The student is Alejandrina Guzman. The 17 year old zooms in her wheelchair from class to class with ease. She was born with several disabilities, including a cleft palate, club feet, and dwarfism.
"When you look at her, there is something different there, but in the end, there is nothing different," said Azle High School Principal Sam Robinson. "She is like everybody else, if not exceptionally higher than them, because of her personality, her wit and the way she does in school -- her academic achievements."
Alejandrina is an honors student, elementary school mentor and a "rowdy" spirit squad member. She's now in the running for homecoming queen.
"To me, it's a surprise, because it just shows how much Azle High School thinks of others," Alejandrina said. "It shows the ability to look past the outside, and how the inside really matters."
Her principal and classmates see beyond her disabilities. They see courage.
"She has taught me that there are no limitations, that anything can be done by anyone," Robinson said. "Nothing stops Allie. So why should anything stop me?"
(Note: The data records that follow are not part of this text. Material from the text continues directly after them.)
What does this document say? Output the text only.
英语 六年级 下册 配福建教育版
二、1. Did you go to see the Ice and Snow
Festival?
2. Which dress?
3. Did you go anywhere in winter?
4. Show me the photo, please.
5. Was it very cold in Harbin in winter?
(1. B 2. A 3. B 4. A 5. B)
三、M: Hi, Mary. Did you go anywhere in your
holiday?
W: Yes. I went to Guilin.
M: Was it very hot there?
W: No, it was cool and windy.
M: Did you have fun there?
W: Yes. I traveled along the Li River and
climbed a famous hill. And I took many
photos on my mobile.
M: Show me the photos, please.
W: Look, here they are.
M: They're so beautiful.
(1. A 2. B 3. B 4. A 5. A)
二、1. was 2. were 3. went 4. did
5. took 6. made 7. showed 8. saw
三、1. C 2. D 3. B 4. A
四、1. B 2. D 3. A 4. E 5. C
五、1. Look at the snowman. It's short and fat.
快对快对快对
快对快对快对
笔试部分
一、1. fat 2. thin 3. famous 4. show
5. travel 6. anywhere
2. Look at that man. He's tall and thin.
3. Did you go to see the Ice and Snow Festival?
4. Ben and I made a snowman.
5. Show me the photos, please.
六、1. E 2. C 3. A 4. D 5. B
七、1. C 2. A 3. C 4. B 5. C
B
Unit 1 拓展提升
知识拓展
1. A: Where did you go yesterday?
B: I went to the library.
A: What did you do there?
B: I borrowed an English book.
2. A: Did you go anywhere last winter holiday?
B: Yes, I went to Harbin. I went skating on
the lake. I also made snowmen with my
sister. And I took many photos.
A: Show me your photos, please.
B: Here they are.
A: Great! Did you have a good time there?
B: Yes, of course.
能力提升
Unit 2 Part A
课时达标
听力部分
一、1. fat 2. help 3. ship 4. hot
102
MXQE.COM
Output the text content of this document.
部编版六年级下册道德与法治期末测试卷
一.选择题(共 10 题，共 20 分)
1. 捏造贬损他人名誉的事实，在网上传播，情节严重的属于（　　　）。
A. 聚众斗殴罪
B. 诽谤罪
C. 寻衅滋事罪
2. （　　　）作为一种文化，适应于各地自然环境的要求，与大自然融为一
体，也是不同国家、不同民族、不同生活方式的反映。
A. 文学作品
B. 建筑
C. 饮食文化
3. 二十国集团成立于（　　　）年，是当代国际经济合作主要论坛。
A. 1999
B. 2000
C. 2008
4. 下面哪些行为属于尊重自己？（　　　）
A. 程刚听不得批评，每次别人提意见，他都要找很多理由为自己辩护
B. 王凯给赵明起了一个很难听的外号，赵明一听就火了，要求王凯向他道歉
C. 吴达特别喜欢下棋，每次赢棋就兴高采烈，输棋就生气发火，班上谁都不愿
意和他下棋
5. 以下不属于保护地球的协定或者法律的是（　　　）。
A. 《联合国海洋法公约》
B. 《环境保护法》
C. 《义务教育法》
In Azle and on the internet, Alejandrina is taking her message to the masses. She has posted inspirational videos sprinkled with wit and wisdom, and her Twitter feed is full of positive messages.
She's helping people find beauty in life's obstacles.
"I just wanted to speak out and send a message to others that they can do it," the senior said. "They are here for a reason."
Alejandrina mentioned that she gets her strength to take on challenges from her mother, father, other family members, and friends.
Currently, she isn't video blogging, because she's focused on her next challenge: college. University of Texas in Austin is her first choice.
She worries about going away to school without her loyal team of family and friends, but she's staying positive.
"I see my future is bright, just as long as I keep trying and never give up," she said.
So homecoming queen or not, Alejandrina knows she has already scored a victory.
"It makes me feel good, because I know I have done something besides having a disability," she said. "I know that I have shown my inner, my true self instead of the wheelchair and me."
The homecoming results will be announced a week from Friday.